Artificial intelligence (AI) can be particularly important, with a diversity of functions that enables the healthcare community to deploy it in many different ways. AI clearly has a role in the creation of COVID-19 chatbots, and it can be used to scour volumes of papers and studies to accelerate coronavirus research. Data-driven approaches might also supply information that helps implement mitigation and suppression strategies to combat the spread of COVID-19.
Yet AI can play an even more-practical role as overburdened healthcare systems try to cope with the deluge of people who want to be tested. And it starts at home.

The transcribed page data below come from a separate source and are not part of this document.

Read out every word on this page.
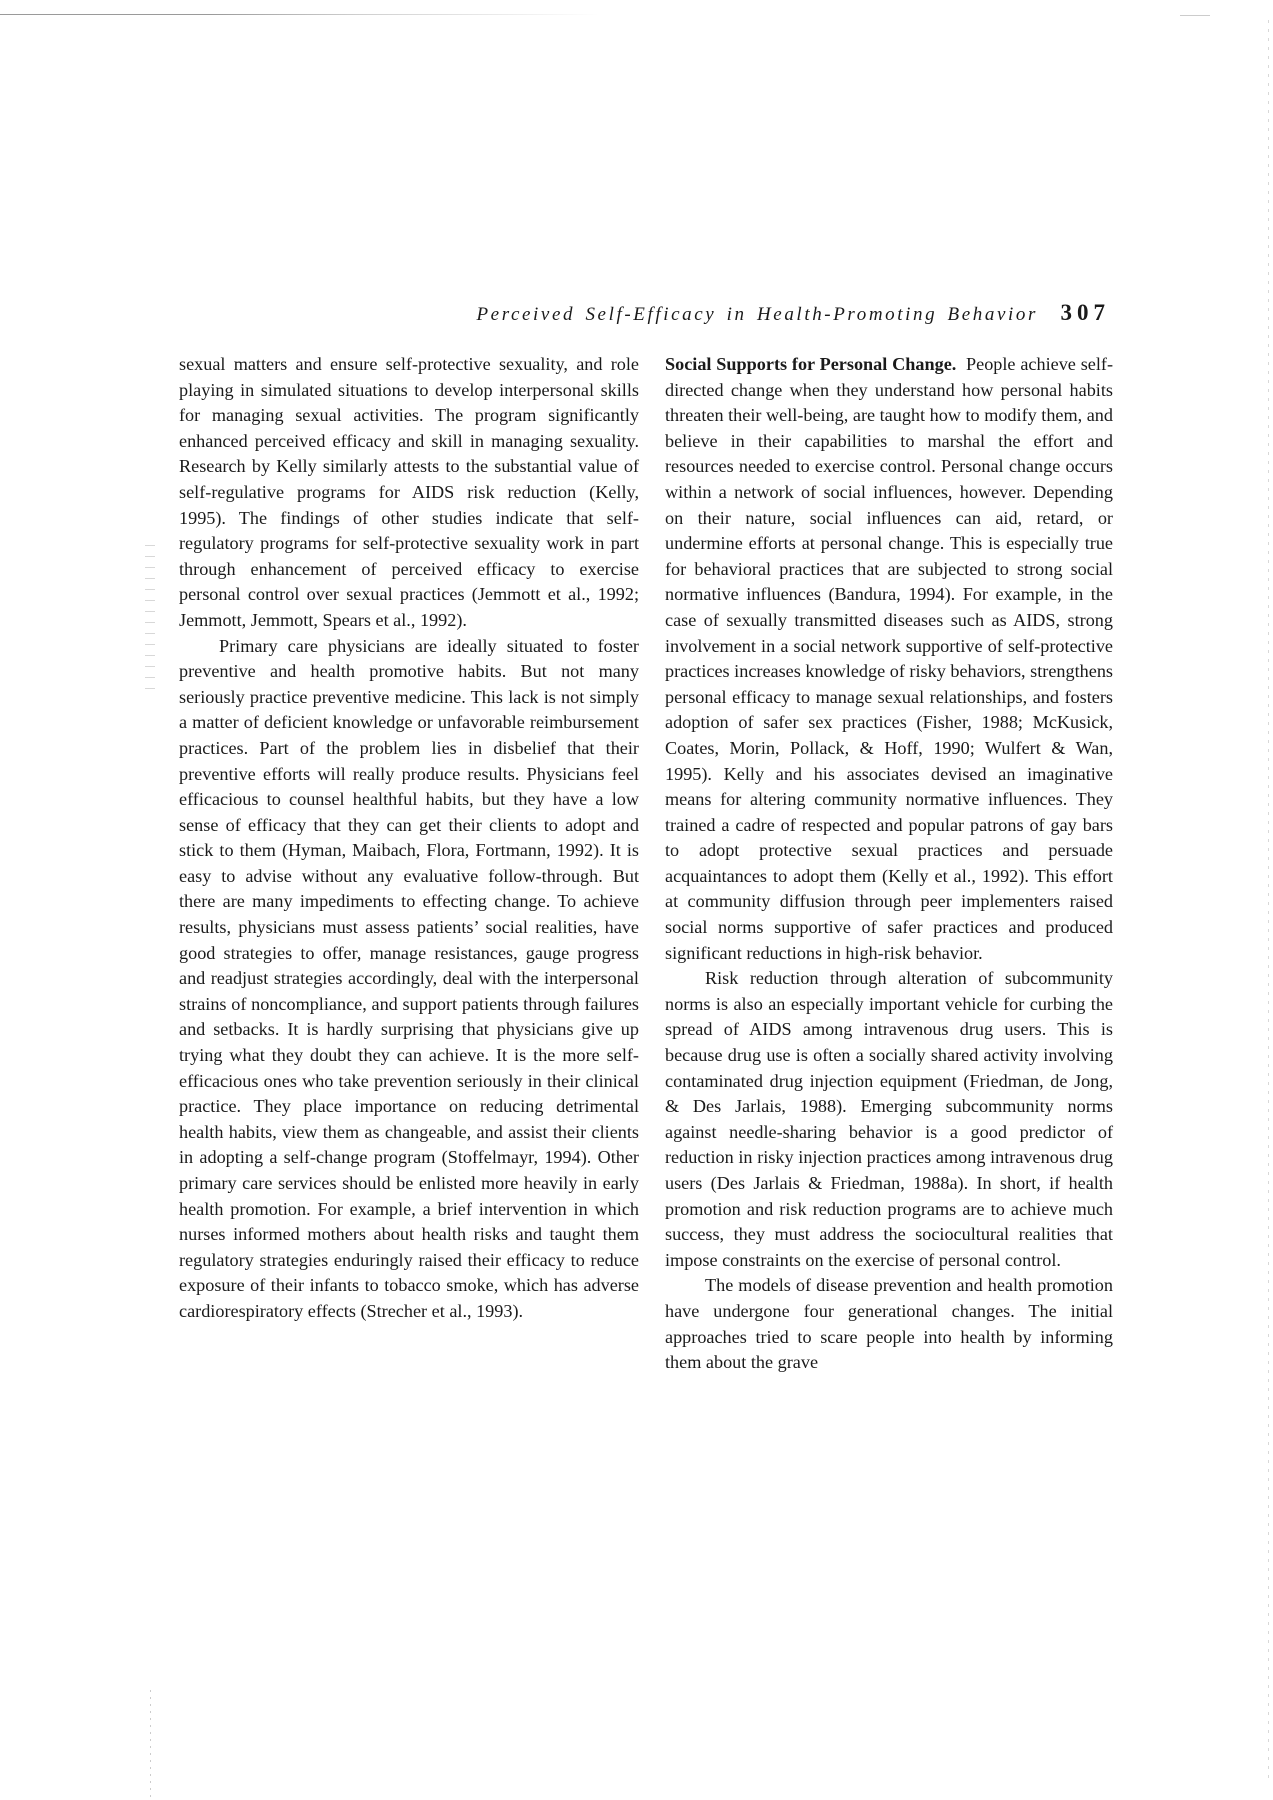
Perceived Self-Efficacy in Health-Promoting Behavior 307

sexual matters and ensure self-protective sexuality, and role playing in simulated situations to develop interpersonal skills for managing sexual activities. The program significantly enhanced perceived efficacy and skill in managing sexuality. Research by Kelly similarly attests to the substantial value of self-regulative programs for AIDS risk reduction (Kelly, 1995). The findings of other studies indicate that self-regulatory programs for self-protective sexuality work in part through enhancement of perceived efficacy to exercise personal control over sexual practices (Jemmott et al., 1992; Jemmott, Jemmott, Spears et al., 1992).

Primary care physicians are ideally situated to foster preventive and health promotive habits. But not many seriously practice preventive medicine. This lack is not simply a matter of deficient knowledge or unfavorable reimbursement practices. Part of the problem lies in disbelief that their preventive efforts will really produce results. Physicians feel efficacious to counsel healthful habits, but they have a low sense of efficacy that they can get their clients to adopt and stick to them (Hyman, Maibach, Flora, Fortmann, 1992). It is easy to advise without any evaluative follow-through. But there are many impediments to effecting change. To achieve results, physicians must assess patients’ social realities, have good strategies to offer, manage resistances, gauge progress and readjust strategies accordingly, deal with the interpersonal strains of noncompliance, and support patients through failures and setbacks. It is hardly surprising that physicians give up trying what they doubt they can achieve. It is the more self-efficacious ones who take prevention seriously in their clinical practice. They place importance on reducing detrimental health habits, view them as changeable, and assist their clients in adopting a self-change program (Stoffelmayr, 1994). Other primary care services should be enlisted more heavily in early health promotion. For example, a brief intervention in which nurses informed mothers about health risks and taught them regulatory strategies enduringly raised their efficacy to reduce exposure of their infants to tobacco smoke, which has adverse cardiorespiratory effects (Strecher et al., 1993).

Social Supports for Personal Change. People achieve self-directed change when they understand how personal habits threaten their well-being, are taught how to modify them, and believe in their capabilities to marshal the effort and resources needed to exercise control. Personal change occurs within a network of social influences, however. Depending on their nature, social influences can aid, retard, or undermine efforts at personal change. This is especially true for behavioral practices that are subjected to strong social normative influences (Bandura, 1994). For example, in the case of sexually transmitted diseases such as AIDS, strong involvement in a social network supportive of self-protective practices increases knowledge of risky behaviors, strengthens personal efficacy to manage sexual relationships, and fosters adoption of safer sex practices (Fisher, 1988; McKusick, Coates, Morin, Pollack, & Hoff, 1990; Wulfert & Wan, 1995). Kelly and his associates devised an imaginative means for altering community normative influences. They trained a cadre of respected and popular patrons of gay bars to adopt protective sexual practices and persuade acquaintances to adopt them (Kelly et al., 1992). This effort at community diffusion through peer implementers raised social norms supportive of safer practices and produced significant reductions in high-risk behavior.

Risk reduction through alteration of subcommunity norms is also an especially important vehicle for curbing the spread of AIDS among intravenous drug users. This is because drug use is often a socially shared activity involving contaminated drug injection equipment (Friedman, de Jong, & Des Jarlais, 1988). Emerging subcommunity norms against needle-sharing behavior is a good predictor of reduction in risky injection practices among intravenous drug users (Des Jarlais & Friedman, 1988a). In short, if health promotion and risk reduction programs are to achieve much success, they must address the sociocultural realities that impose constraints on the exercise of personal control.

The models of disease prevention and health promotion have undergone four generational changes. The initial approaches tried to scare people into health by informing them about the grave
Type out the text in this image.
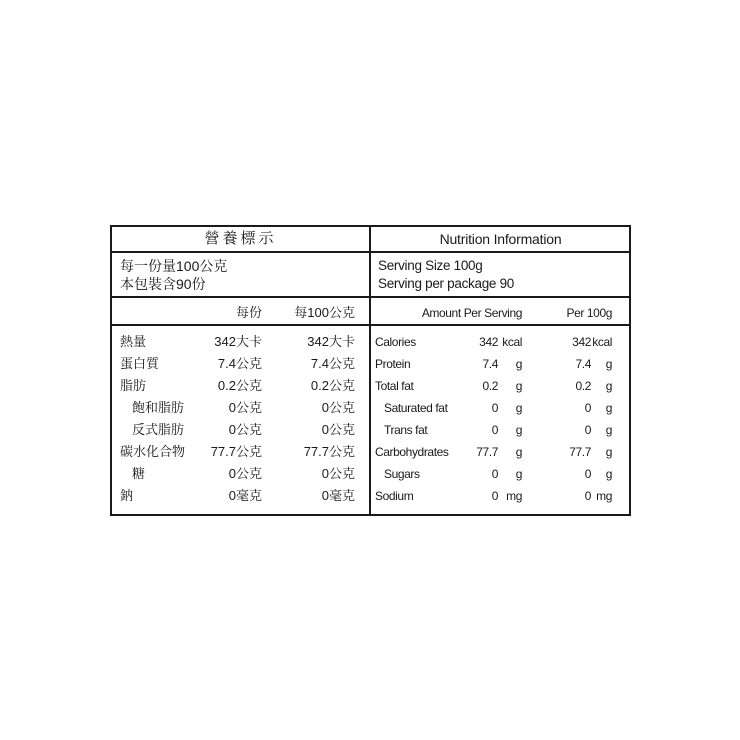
營養標示	Nutrition Information
每一份量100公克
本包裝含90份
Serving Size 100g
Serving per package 90
每份	每100公克	Amount Per Serving	Per 100g
熱量	342大卡	342大卡
蛋白質	7.4公克	7.4公克
脂肪	0.2公克	0.2公克
飽和脂肪	0公克	0公克
反式脂肪	0公克	0公克
碳水化合物	77.7公克	77.7公克
糖	0公克	0公克
鈉	0毫克	0毫克
Calories	342 kcal	342 kcal
Protein	7.4	g	7.4	g
Total fat	0.2	g	0.2	g
Saturated fat	0	g	0	g
Trans fat	0	g	0	g
Carbohydrates	77.7	g	77.7	g
Sugars	0	g	0	g
Sodium	0 mg	0 mg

The global nature of this pandemic has resulted in considerable data about COVID-19 symptoms and the medical resources available to individuals. If AI were leveraged to conduct cognitive triage at home, enabling patients to enter their symptoms and answer a series of questions in conversational form, this “symptom bot” could provide answers that may reduce citizens’ anxiety and minimize the number of people going to hospital unnecessarily.
The vast majority of COVID-19 cases can be managed from home with guidance from a physician or medical expert, and less than 5% of cases require ventilation. As a result, many doctors and healthcare associations have asked people to stay home to avoid potentially infecting other citizens and healthcare workers. An AI tool could enable this.
Individuals could also use AI to send automatic inquiries about home testing or to receive personalized guidance about the best possible treatments based on specific data (age, existing conditions, etc.). After a virtual visit, patients could then receive customized care instructions and automated follow-up inquiries from their provider’s office. This entire interaction could be handled more efficiently than an on-premise visit, would reduce the risk of human-to-human transmission, and could alleviate the burden on hospitals that are already struggling with capacity issues.
Such a solution wouldn’t come without challenge. For instance, access to data points is crucial to leveraging big-data algorithms and AI, data quality and standardization are vital to delivering consistent answers, and each engagement must be handled with the utmost privacy to meet regulatory and medical-record requirements.
Fortunately, such obstacles are common – and overcome – in many other AI deployments. As the healthcare community leans on technology for many facets of the COVID-19 response, AI may be a powerful tool in their kit. Not only useful for chatbots and research, AI can also help address the tangible challenge of alleviating strain on an overburdened healthcare system.